|Funding Agency||National Science Foundation|
RUI: Inducible Defenses and Community Ecology: An Integrated Approach
Andrew M. Turner
Predators play a key role in maintaining the structure and function of ecological communities, but the mechanism by which they do so is not clear. Predation has traditionally been studied in terms of how predators alter prey population size, but predators also induce shifts in prey behavior, morphology, and life-history. The non-lethal effects of predators may cascade through ecological systems, altering populations and communities. If true, a full understanding of community structure would depend on a detailed knowledge of not just predator diets, but also how predators alter prey traits. The work outlined in this proposal is aimed at integrating an understanding of prey trait shifts into the larger realm of community ecology.
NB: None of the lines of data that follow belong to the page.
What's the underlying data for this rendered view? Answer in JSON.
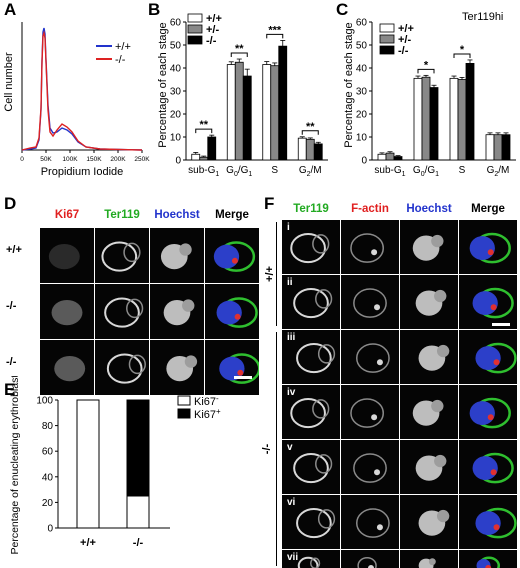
{
  "panels": {
    "A": {
      "label": "A",
      "ylabel": "Cell number",
      "xlabel": "Propidium Iodide",
      "ticks": [
        "0",
        "50K",
        "100K",
        "150K",
        "200K",
        "250K"
      ],
      "legend": [
        {
          "name": "+/+",
          "color": "#2233cc"
        },
        {
          "name": "-/-",
          "color": "#dd2222"
        }
      ]
    },
    "B": {
      "label": "B",
      "ylabel": "Percentage of each stage",
      "legend": [
        "+/+",
        "+/-",
        "-/-"
      ],
      "significance": [
        "**",
        "**",
        "***",
        "**"
      ]
    },
    "C": {
      "label": "C",
      "title": "Ter119hi",
      "ylabel": "Percentage of each stage",
      "legend": [
        "+/+",
        "+/-",
        "-/-"
      ],
      "significance": [
        "*",
        "*"
      ]
    },
    "D": {
      "label": "D",
      "headers": [
        {
          "text": "Ki67",
          "color": "#e02020"
        },
        {
          "text": "Ter119",
          "color": "#22aa22"
        },
        {
          "text": "Hoechst",
          "color": "#2233cc"
        },
        {
          "text": "Merge",
          "color": "#000000"
        }
      ],
      "rows": [
        "+/+",
        "-/-",
        "-/-"
      ]
    },
    "E": {
      "label": "E",
      "ylabel": "Percentage of enucleating erythroblasts",
      "legend": [
        {
          "name": "Ki67-",
          "fill": "#ffffff"
        },
        {
          "name": "Ki67+",
          "fill": "#000000"
        }
      ]
    },
    "F": {
      "label": "F",
      "headers": [
        {
          "text": "Ter119",
          "color": "#22aa22"
        },
        {
          "text": "F-actin",
          "color": "#e02020"
        },
        {
          "text": "Hoechst",
          "color": "#2233cc"
        },
        {
          "text": "Merge",
          "color": "#000000"
        }
      ],
      "groups": [
        "+/+",
        "-/-"
      ],
      "rows": [
        "i",
        "ii",
        "iii",
        "iv",
        "v",
        "vi",
        "vii"
      ]
    }
  },
  "chart_data": [
    {
      "panel": "B",
      "type": "bar",
      "categories": [
        "sub-G1",
        "G0/G1",
        "S",
        "G2/M"
      ],
      "ylim": [
        0,
        60
      ],
      "yticks": [
        0,
        10,
        20,
        30,
        40,
        50,
        60
      ],
      "series": [
        {
          "name": "+/+",
          "fill": "#ffffff",
          "values": [
            2.5,
            41.5,
            41.5,
            9.5
          ],
          "errors": [
            0.8,
            1.2,
            1.3,
            0.6
          ]
        },
        {
          "name": "+/-",
          "fill": "#888888",
          "values": [
            1.2,
            42.5,
            41.0,
            9.0
          ],
          "errors": [
            0.5,
            1.4,
            1.2,
            0.6
          ]
        },
        {
          "name": "-/-",
          "fill": "#000000",
          "values": [
            10.0,
            36.5,
            49.5,
            7.0
          ],
          "errors": [
            0.8,
            3.0,
            2.5,
            0.7
          ]
        }
      ]
    },
    {
      "panel": "C",
      "type": "bar",
      "categories": [
        "sub-G1",
        "G0/G1",
        "S",
        "G2/M"
      ],
      "ylim": [
        0,
        60
      ],
      "yticks": [
        0,
        10,
        20,
        30,
        40,
        50,
        60
      ],
      "series": [
        {
          "name": "+/+",
          "fill": "#ffffff",
          "values": [
            2.5,
            35.5,
            35.5,
            11.0
          ],
          "errors": [
            0.6,
            1.0,
            1.0,
            0.8
          ]
        },
        {
          "name": "+/-",
          "fill": "#888888",
          "values": [
            3.0,
            36.0,
            35.0,
            11.0
          ],
          "errors": [
            0.6,
            0.8,
            0.9,
            0.8
          ]
        },
        {
          "name": "-/-",
          "fill": "#000000",
          "values": [
            1.5,
            31.5,
            42.0,
            11.0
          ],
          "errors": [
            0.4,
            1.0,
            1.5,
            0.8
          ]
        }
      ]
    },
    {
      "panel": "E",
      "type": "bar",
      "stacked": true,
      "categories": [
        "+/+",
        "-/-"
      ],
      "ylim": [
        0,
        100
      ],
      "yticks": [
        0,
        20,
        40,
        60,
        80,
        100
      ],
      "series": [
        {
          "name": "Ki67-",
          "fill": "#ffffff",
          "values": [
            100,
            25
          ]
        },
        {
          "name": "Ki67+",
          "fill": "#000000",
          "values": [
            0,
            75
          ]
        }
      ]
    }
  ]
}
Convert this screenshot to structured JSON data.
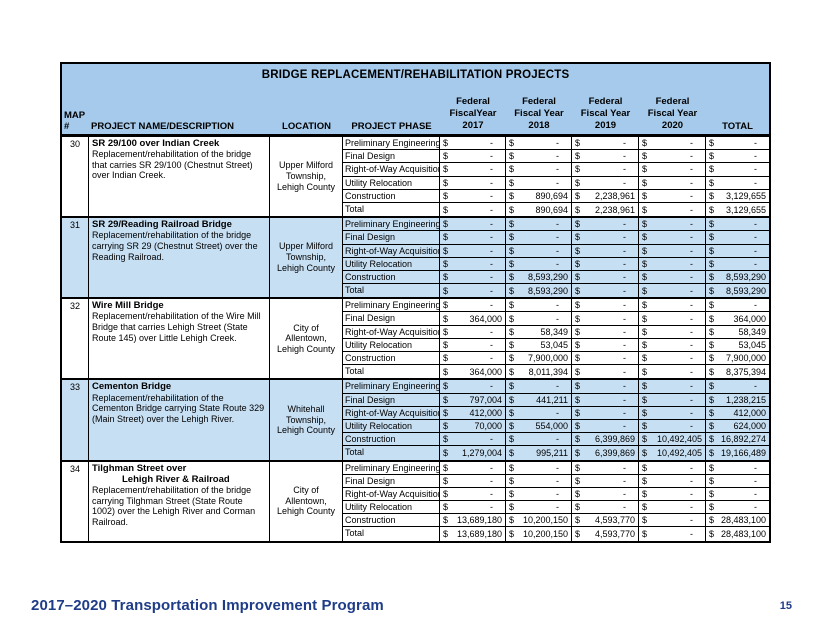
{
  "colors": {
    "band": "#a5caeb",
    "row_shade": "#c7dff3",
    "footer_navy": "#1e3c87"
  },
  "footer": {
    "left": "2017–2020 Transportation Improvement Program",
    "right_page_number": "15"
  },
  "table": {
    "title": "BRIDGE REPLACEMENT/REHABILITATION PROJECTS",
    "currency_symbol": "$",
    "headers": {
      "map": [
        "MAP",
        "#"
      ],
      "name": "PROJECT NAME/DESCRIPTION",
      "location": "LOCATION",
      "phase": "PROJECT PHASE",
      "years": [
        [
          "Federal",
          "FiscalYear",
          "2017"
        ],
        [
          "Federal",
          "Fiscal Year",
          "2018"
        ],
        [
          "Federal",
          "Fiscal Year",
          "2019"
        ],
        [
          "Federal",
          "Fiscal Year",
          "2020"
        ]
      ],
      "total": "TOTAL"
    },
    "projects": [
      {
        "map": "30",
        "title_lines": [
          "SR 29/100 over Indian Creek"
        ],
        "description": "Replacement/rehabilitation of the bridge that carries SR 29/100 (Chestnut Street) over Indian Creek.",
        "location": "Upper Milford Township, Lehigh County",
        "shaded": false,
        "rows": [
          {
            "phase": "Preliminary Engineering",
            "values": [
              "-",
              "-",
              "-",
              "-",
              "-"
            ]
          },
          {
            "phase": "Final Design",
            "values": [
              "-",
              "-",
              "-",
              "-",
              "-"
            ]
          },
          {
            "phase": "Right-of-Way Acquisition",
            "values": [
              "-",
              "-",
              "-",
              "-",
              "-"
            ]
          },
          {
            "phase": "Utility Relocation",
            "values": [
              "-",
              "-",
              "-",
              "-",
              "-"
            ]
          },
          {
            "phase": "Construction",
            "values": [
              "-",
              "890,694",
              "2,238,961",
              "-",
              "3,129,655"
            ]
          },
          {
            "phase": "Total",
            "values": [
              "-",
              "890,694",
              "2,238,961",
              "-",
              "3,129,655"
            ]
          }
        ]
      },
      {
        "map": "31",
        "title_lines": [
          "SR 29/Reading Railroad Bridge"
        ],
        "description": "Replacement/rehabilitation of the bridge carrying SR 29 (Chestnut Street) over the Reading Railroad.",
        "location": "Upper Milford Township, Lehigh County",
        "shaded": true,
        "rows": [
          {
            "phase": "Preliminary Engineering",
            "values": [
              "-",
              "-",
              "-",
              "-",
              "-"
            ]
          },
          {
            "phase": "Final Design",
            "values": [
              "-",
              "-",
              "-",
              "-",
              "-"
            ]
          },
          {
            "phase": "Right-of-Way Acquisition",
            "values": [
              "-",
              "-",
              "-",
              "-",
              "-"
            ]
          },
          {
            "phase": "Utility Relocation",
            "values": [
              "-",
              "-",
              "-",
              "-",
              "-"
            ]
          },
          {
            "phase": "Construction",
            "values": [
              "-",
              "8,593,290",
              "-",
              "-",
              "8,593,290"
            ]
          },
          {
            "phase": "Total",
            "values": [
              "-",
              "8,593,290",
              "-",
              "-",
              "8,593,290"
            ]
          }
        ]
      },
      {
        "map": "32",
        "title_lines": [
          "Wire Mill Bridge"
        ],
        "description": "Replacement/rehabilitation of the Wire Mill Bridge that carries Lehigh Street (State Route 145) over Little Lehigh Creek.",
        "location": "City of Allentown, Lehigh County",
        "shaded": false,
        "rows": [
          {
            "phase": "Preliminary Engineering",
            "values": [
              "-",
              "-",
              "-",
              "-",
              "-"
            ]
          },
          {
            "phase": "Final Design",
            "values": [
              "364,000",
              "-",
              "-",
              "-",
              "364,000"
            ]
          },
          {
            "phase": "Right-of-Way Acquisition",
            "values": [
              "-",
              "58,349",
              "-",
              "-",
              "58,349"
            ]
          },
          {
            "phase": "Utility Relocation",
            "values": [
              "-",
              "53,045",
              "-",
              "-",
              "53,045"
            ]
          },
          {
            "phase": "Construction",
            "values": [
              "-",
              "7,900,000",
              "-",
              "-",
              "7,900,000"
            ]
          },
          {
            "phase": "Total",
            "values": [
              "364,000",
              "8,011,394",
              "-",
              "-",
              "8,375,394"
            ]
          }
        ]
      },
      {
        "map": "33",
        "title_lines": [
          "Cementon Bridge"
        ],
        "description": "Replacement/rehabilitation of the Cementon Bridge carrying State Route 329 (Main Street) over the Lehigh River.",
        "location": "Whitehall Township, Lehigh County",
        "shaded": true,
        "rows": [
          {
            "phase": "Preliminary Engineering",
            "values": [
              "-",
              "-",
              "-",
              "-",
              "-"
            ]
          },
          {
            "phase": "Final Design",
            "values": [
              "797,004",
              "441,211",
              "-",
              "-",
              "1,238,215"
            ]
          },
          {
            "phase": "Right-of-Way Acquisition",
            "values": [
              "412,000",
              "-",
              "-",
              "-",
              "412,000"
            ]
          },
          {
            "phase": "Utility Relocation",
            "values": [
              "70,000",
              "554,000",
              "-",
              "-",
              "624,000"
            ]
          },
          {
            "phase": "Construction",
            "values": [
              "-",
              "-",
              "6,399,869",
              "10,492,405",
              "16,892,274"
            ]
          },
          {
            "phase": "Total",
            "values": [
              "1,279,004",
              "995,211",
              "6,399,869",
              "10,492,405",
              "19,166,489"
            ]
          }
        ]
      },
      {
        "map": "34",
        "title_lines": [
          "Tilghman Street over",
          "Lehigh River & Railroad"
        ],
        "description": "Replacement/rehabilitation of the bridge carrying Tilghman Street (State Route 1002) over the Lehigh River and Corman Railroad.",
        "location": "City of Allentown, Lehigh County",
        "shaded": false,
        "rows": [
          {
            "phase": "Preliminary Engineering",
            "values": [
              "-",
              "-",
              "-",
              "-",
              "-"
            ]
          },
          {
            "phase": "Final Design",
            "values": [
              "-",
              "-",
              "-",
              "-",
              "-"
            ]
          },
          {
            "phase": "Right-of-Way Acquisition",
            "values": [
              "-",
              "-",
              "-",
              "-",
              "-"
            ]
          },
          {
            "phase": "Utility Relocation",
            "values": [
              "-",
              "-",
              "-",
              "-",
              "-"
            ]
          },
          {
            "phase": "Construction",
            "values": [
              "13,689,180",
              "10,200,150",
              "4,593,770",
              "-",
              "28,483,100"
            ]
          },
          {
            "phase": "Total",
            "values": [
              "13,689,180",
              "10,200,150",
              "4,593,770",
              "-",
              "28,483,100"
            ]
          }
        ]
      }
    ]
  }
}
The studies employ freshwater snails and their predators in laboratory experiments, field experiments, and field surveys in order to determine if predator-induced trait shifts alter community organization. Freshwater snails are an ideal model system with which to address the role of trait shifts in ecological systems because their traits are quite plastic, their short generation times facilitate study of the population level effects of trait shifts, they are readily reared in captivity, and they are key players in many aquatic ecosystems. The results of these studies will further our understanding of how natural communities function, thereby enhancing our ability to manage natural resources and conserve biological diversity. The research program places a large emphasis on undergraduate training and integration with teaching and teacher training.